10:18 pm on Jun 12, 2002 (gmt 0)

10+ Year Member



Despite what they say they don't seem to work for updating urls in search engines.

Ink PFI and BOW doesn't show updated url. Worse they seem to see the sites as mirrors.
Google seems to do the same and spam alarms go off
AV keeps listing the old url.

The Ironic thing is they all follow the 301.

Brett_Tabke

6:44 pm on Jun 14, 2002 (gmt 0)

WebmasterWorld Administrator 10+ Year Member Top Contributors Of The Month



Yes, this change had been slowly occuring and many are quite upset about it. You can't even move a site any more without them thinking something is up. I've been moving to meta refreshes...

jdMorgan

7:16 pm on Jun 14, 2002 (gmt 0)

WebmasterWorld Senior Member 10+ Year Member



Hmmm...

I just moved a site using RedirectPermanent in my .htaccess file. Before doing that, I brought up the new site (identical content except for the self-referencing URLs) and got ODP and most incoming link sites to update my URL.

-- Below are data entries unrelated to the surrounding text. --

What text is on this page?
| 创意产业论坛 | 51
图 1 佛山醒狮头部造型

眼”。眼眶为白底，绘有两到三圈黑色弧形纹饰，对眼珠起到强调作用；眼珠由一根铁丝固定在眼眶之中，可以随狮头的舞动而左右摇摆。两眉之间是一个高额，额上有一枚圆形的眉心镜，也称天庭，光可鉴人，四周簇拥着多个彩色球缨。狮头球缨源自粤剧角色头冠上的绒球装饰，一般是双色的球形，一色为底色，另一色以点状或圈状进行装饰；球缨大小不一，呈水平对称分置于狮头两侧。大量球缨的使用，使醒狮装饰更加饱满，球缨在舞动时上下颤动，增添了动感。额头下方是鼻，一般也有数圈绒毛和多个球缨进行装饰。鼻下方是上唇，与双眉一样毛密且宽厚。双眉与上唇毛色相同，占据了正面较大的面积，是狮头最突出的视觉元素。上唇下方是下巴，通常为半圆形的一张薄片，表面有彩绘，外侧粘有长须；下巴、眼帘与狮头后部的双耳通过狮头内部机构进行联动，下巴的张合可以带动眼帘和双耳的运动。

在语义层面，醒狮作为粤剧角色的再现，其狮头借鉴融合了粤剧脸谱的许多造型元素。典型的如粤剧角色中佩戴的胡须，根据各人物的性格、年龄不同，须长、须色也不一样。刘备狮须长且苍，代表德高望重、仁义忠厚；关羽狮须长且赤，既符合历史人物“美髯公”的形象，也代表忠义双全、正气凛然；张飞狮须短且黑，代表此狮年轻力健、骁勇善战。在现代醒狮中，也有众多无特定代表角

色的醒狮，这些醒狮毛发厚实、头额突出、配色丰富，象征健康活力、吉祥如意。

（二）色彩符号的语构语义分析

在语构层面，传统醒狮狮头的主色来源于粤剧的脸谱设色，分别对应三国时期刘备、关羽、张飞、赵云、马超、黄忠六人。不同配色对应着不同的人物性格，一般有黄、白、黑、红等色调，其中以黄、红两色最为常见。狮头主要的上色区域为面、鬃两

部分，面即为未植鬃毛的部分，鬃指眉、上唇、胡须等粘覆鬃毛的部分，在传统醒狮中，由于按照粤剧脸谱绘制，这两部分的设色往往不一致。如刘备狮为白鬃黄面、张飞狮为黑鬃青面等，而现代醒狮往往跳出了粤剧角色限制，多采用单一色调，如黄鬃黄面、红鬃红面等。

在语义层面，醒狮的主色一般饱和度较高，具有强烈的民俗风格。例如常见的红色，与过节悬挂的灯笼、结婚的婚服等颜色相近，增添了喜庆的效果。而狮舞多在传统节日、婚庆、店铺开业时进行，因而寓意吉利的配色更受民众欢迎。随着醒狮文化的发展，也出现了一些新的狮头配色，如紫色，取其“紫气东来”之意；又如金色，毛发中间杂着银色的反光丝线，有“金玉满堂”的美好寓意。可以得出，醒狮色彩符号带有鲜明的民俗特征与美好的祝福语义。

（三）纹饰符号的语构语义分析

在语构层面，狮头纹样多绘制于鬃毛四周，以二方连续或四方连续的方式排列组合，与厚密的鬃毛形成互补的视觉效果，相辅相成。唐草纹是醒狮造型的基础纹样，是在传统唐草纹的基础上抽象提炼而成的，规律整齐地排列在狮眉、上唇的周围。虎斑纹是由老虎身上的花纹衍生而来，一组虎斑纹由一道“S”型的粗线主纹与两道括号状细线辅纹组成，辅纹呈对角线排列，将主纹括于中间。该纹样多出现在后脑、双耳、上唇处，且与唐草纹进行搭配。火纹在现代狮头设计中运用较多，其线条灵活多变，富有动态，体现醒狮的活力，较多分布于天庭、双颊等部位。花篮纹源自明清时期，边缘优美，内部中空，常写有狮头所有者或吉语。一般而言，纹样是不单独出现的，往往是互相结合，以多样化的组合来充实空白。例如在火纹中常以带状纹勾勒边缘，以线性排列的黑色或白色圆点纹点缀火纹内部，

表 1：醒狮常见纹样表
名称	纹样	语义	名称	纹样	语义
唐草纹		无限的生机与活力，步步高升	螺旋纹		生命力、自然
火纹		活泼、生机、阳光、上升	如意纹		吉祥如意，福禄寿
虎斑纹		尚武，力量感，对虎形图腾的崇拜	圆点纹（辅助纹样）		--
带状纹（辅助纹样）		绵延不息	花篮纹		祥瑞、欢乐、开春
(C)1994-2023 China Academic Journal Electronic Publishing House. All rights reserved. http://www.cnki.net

After seeing Fast and Google index the new site, I Disallowed those 'bots in the old site.

A few more SEs which are important to my traffic finally indexed the new site, and so I deleted the old site except for a custom 404 page with a single HTML link to the new site, plus a 10-second Meta-Refresh. Both of these are really intended for users with outdated bookmarks, but the HTML link may help some of the 'bots which never seemed to pick up on the 301.

Google picked up the change during the May update cycle, and transferred the listings over with PR intact - No problem.

Fast lived up their name, and indexed the new site within a week.

This is a non-profit site, so we don't do PPC or PFI. As a result, I can't say what Teoma, Overture, AV, and Ink will do. They have found the new site, but it appears only if you search for the URL, not for any search terms. Hopefully, that behaviour will settle out when they see the old site in 404 status.

I suspect that at least some of the sites which have had 301 problems may not have implemented the redirects properly, or possibly left the old site up too long after being re-indexed with the new site address. There might be a temptation to do this if the new site PR is not as high as the old one, but I'd recommend against leaving the old site in 301 status too long.

The new wmw Header Checker will certainly help in this first case!

Bottom line is that sequencing the move using controls in .htaccess and robots.txt worked fine for me vis-a-vis Google and Fast. YMMV. Hopefully, the others will get it right soon, too.